# Dataset construction

Download relevant data as CSV and pickle for later reuse.

In [13]:
import urllib.request
import pandas as pd
import pickle
import io

In [14]:
def build_url(ticker: str) -> str:
    """Build an URL for CSV data download for given stock ticker."""
    return f"https://stooq.pl/q/d/l/?s={ticker}&i=d"

def get_csv(ticker: str) -> io.BytesIO:
    """Download CSV data for given stock ticker."""
    url = build_url(ticker)
    with urllib.request.urlopen(url) as response:
        data = response.read().decode("utf-8")
    return io.BytesIO(data.encode("utf-8"))
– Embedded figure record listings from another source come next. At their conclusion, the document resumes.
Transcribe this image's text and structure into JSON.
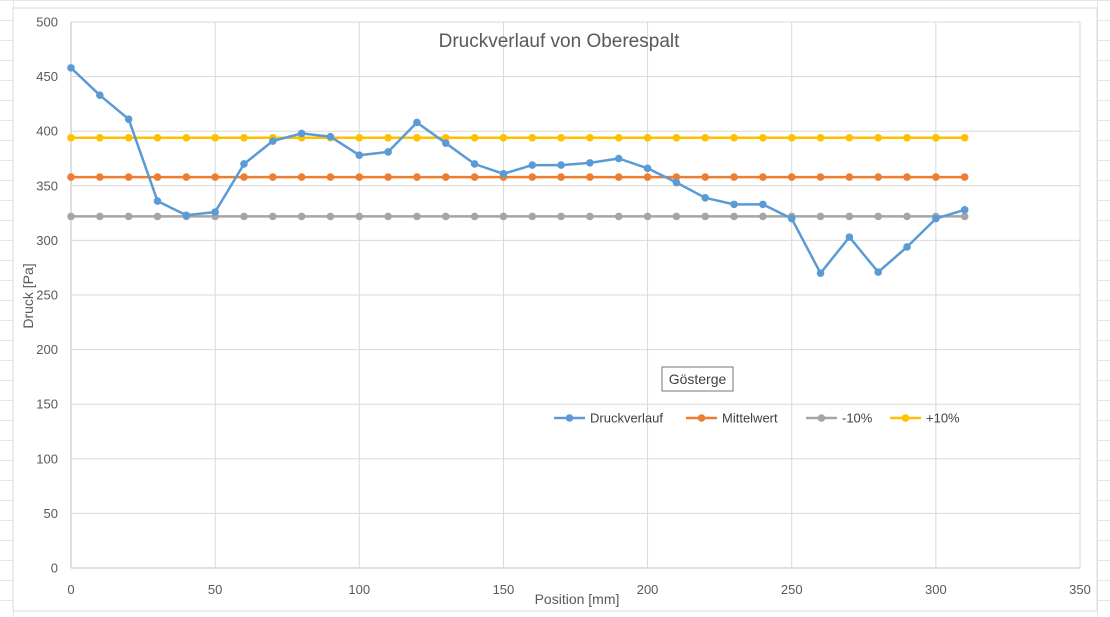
{
  "chart_data": {
    "type": "line",
    "title": "Druckverlauf von Oberespalt",
    "xlabel": "Position [mm]",
    "ylabel": "Druck [Pa]",
    "xlim": [
      0,
      350
    ],
    "ylim": [
      0,
      500
    ],
    "xticks": [
      0,
      50,
      100,
      150,
      200,
      250,
      300,
      350
    ],
    "yticks": [
      0,
      50,
      100,
      150,
      200,
      250,
      300,
      350,
      400,
      450,
      500
    ],
    "grid": true,
    "legend_position": "right-center",
    "legend_badge": "Gösterge",
    "x": [
      0,
      10,
      20,
      30,
      40,
      50,
      60,
      70,
      80,
      90,
      100,
      110,
      120,
      130,
      140,
      150,
      160,
      170,
      180,
      190,
      200,
      210,
      220,
      230,
      240,
      250,
      260,
      270,
      280,
      290,
      300,
      310
    ],
    "series": [
      {
        "name": "Druckverlauf",
        "color": "#5B9BD5",
        "values": [
          458,
          433,
          411,
          336,
          323,
          326,
          370,
          391,
          398,
          395,
          378,
          381,
          408,
          389,
          370,
          361,
          369,
          369,
          371,
          375,
          366,
          353,
          339,
          333,
          333,
          320,
          270,
          303,
          271,
          294,
          320,
          328
        ]
      },
      {
        "name": "Mittelwert",
        "color": "#ED7D31",
        "values": [
          358,
          358,
          358,
          358,
          358,
          358,
          358,
          358,
          358,
          358,
          358,
          358,
          358,
          358,
          358,
          358,
          358,
          358,
          358,
          358,
          358,
          358,
          358,
          358,
          358,
          358,
          358,
          358,
          358,
          358,
          358,
          358
        ]
      },
      {
        "name": "-10%",
        "color": "#A5A5A5",
        "values": [
          322,
          322,
          322,
          322,
          322,
          322,
          322,
          322,
          322,
          322,
          322,
          322,
          322,
          322,
          322,
          322,
          322,
          322,
          322,
          322,
          322,
          322,
          322,
          322,
          322,
          322,
          322,
          322,
          322,
          322,
          322,
          322
        ]
      },
      {
        "name": "+10%",
        "color": "#FFC000",
        "values": [
          394,
          394,
          394,
          394,
          394,
          394,
          394,
          394,
          394,
          394,
          394,
          394,
          394,
          394,
          394,
          394,
          394,
          394,
          394,
          394,
          394,
          394,
          394,
          394,
          394,
          394,
          394,
          394,
          394,
          394,
          394,
          394
        ]
      }
    ]
  }
}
def parse_data(data: io.BytesIO) -> pd.DataFrame:
    """Parse CSV data into a pandas DataFrame."""
    df = pd.read_csv(data, index_col="Data")
    df.index.name = "date"
    def _rename_col(col):
        if col.lower() == "otwarcie":
            return "open"
        if col.lower() in ["zamknięcie", "zamkniecie"]:
            return "close"
        if col.lower() in ["najwyższy", "najwyzszy"]:
            return "high"
        if col.lower() in ["najniższy", "najnizszy"]:
            return "low"
        if col.lower() == "wolumen":
            return "volume"
        return col.lower()
    df.columns = map(_rename_col, df.columns)
    return df

In [15]:
tickers = {
    "wig20": "wig20",
    "usdpln": "usdpln",
    "10y": "10yply.b",
    "spx": "^spx",
    "dax": "^dax",
    "swig80": "swig80",
}

In [16]:
data = dict()

for ticker in tickers:
    csv = get_csv(tickers[ticker])
    df = parse_data(csv)
    data[ticker] = df

In [17]:
with open("raw_data.bin", "wb") as f:
    pickle.dump(data, f)